= Sriharsha Ramakrishna Davareddi =

Indian para athlete

Sriharsha Devaraddi Ramakrishna (born 1980) is an Indian para shooter from Karnataka. He competes in men's R4 10m air rifle standing SH2, mixed 10m air rifle std SH2, R5 and mixed 10m prn SH2. He qualified to represent India at the 2024 Summer Paralympics at Paris. He became the second Indian shooter to qualify for the Paralympics.

== Early life ==
Ramakrishna was born in Dharwad, Karnataka. He worked an area manager for an insurance company in Hubbali before he met with an accident in 2013. He suffered an injury to his spinal cord after he fell on a gravel road from his two wheeler. Later, he took up shooting and trained under his first coach Ravichandra Balehosur, at the Hubballi Sports Shooting Academy.
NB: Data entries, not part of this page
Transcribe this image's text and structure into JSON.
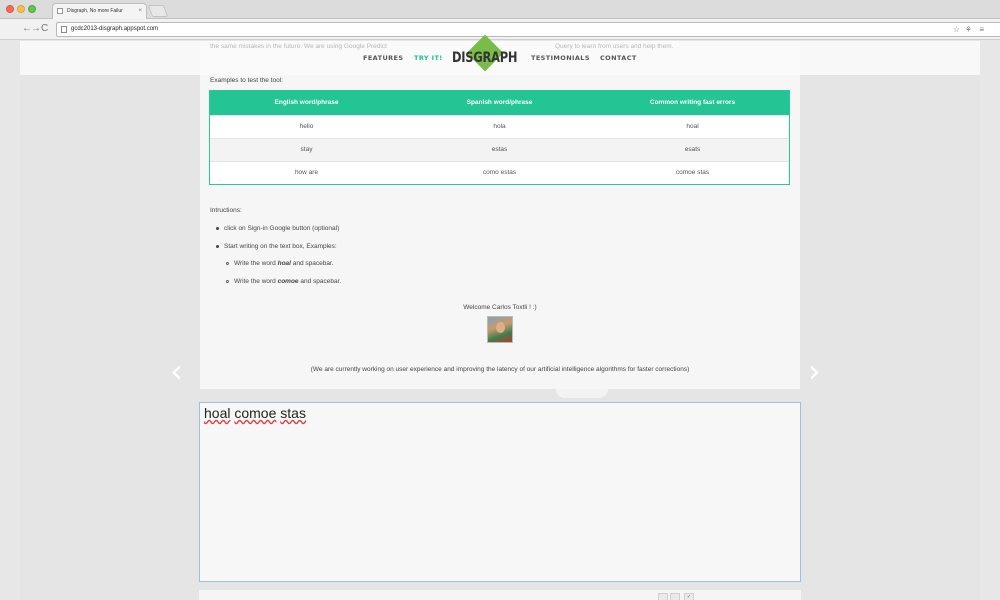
{
  "browser": {
    "tab_title": "Disgraph, No more Failur",
    "tab_close": "×",
    "url": "gcdc2013-disgraph.appspot.com",
    "back": "←",
    "forward": "→",
    "reload": "C",
    "star": "☆"
  },
  "header": {
    "behind_text_1": "the same mistakes in the future. We are using Google Predict",
    "behind_text_2": "Query to learn from users and help them.",
    "logo": "DISGRAPH",
    "nav": {
      "features": "FEATURES",
      "try_it": "TRY IT!",
      "testimonials": "TESTIMONIALS",
      "contact": "CONTACT"
    },
    "accent_color": "#1bbf92"
  },
  "examples": {
    "label": "Examples to test the tool:",
    "columns": [
      "English word/phrase",
      "Spanish word/phrase",
      "Common writing fast errors"
    ],
    "rows": [
      [
        "hello",
        "hola",
        "hoal"
      ],
      [
        "stay",
        "estas",
        "esats"
      ],
      [
        "how are",
        "como estas",
        "comoe stas"
      ]
    ],
    "header_color": "#22c593"
  },
  "instructions": {
    "label": "Intructions:",
    "items": [
      "click on Sign-in Google button (optional)",
      "Start writing on the text box, Examples:"
    ],
    "sub_items": [
      {
        "prefix": "Write the word ",
        "word": "hoal",
        "suffix": " and spacebar."
      },
      {
        "prefix": "Write the word ",
        "word": "comoe",
        "suffix": " and spacebar."
      }
    ]
  },
  "welcome": "Welcome Carlos Toxtli ! :)",
  "note": "(We are currently working on user experience and improving the latency of our artificial intelligence algorithms for faster corrections)",
  "editor": {
    "words": [
      "hoal",
      "comoe",
      "stas"
    ]
  },
  "icons": {
    "arrow_left": "‹",
    "arrow_right": "›",
    "close": "×"
  }
}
He lives in Hubballi with his wife, son and parents, Lalita and Devaraddi.

== Career ==
Ramakrishna finished 26th in the mixed 10m air rifle prone (SH2) qualification round of the Paris Paralympics, with a total score of 630.2. Earlier in June 2022, he earned a quota for the Paris Paralympics after securing a gold medal in R4-mixed 10m rifle standing SH2 with 253.1 points at the Chateauroux Para Shooting World Cup. Earlier, he represented India at the Sydney 2019 World Shooting Para Sport Championships, at Sydney, Australia in October 2019.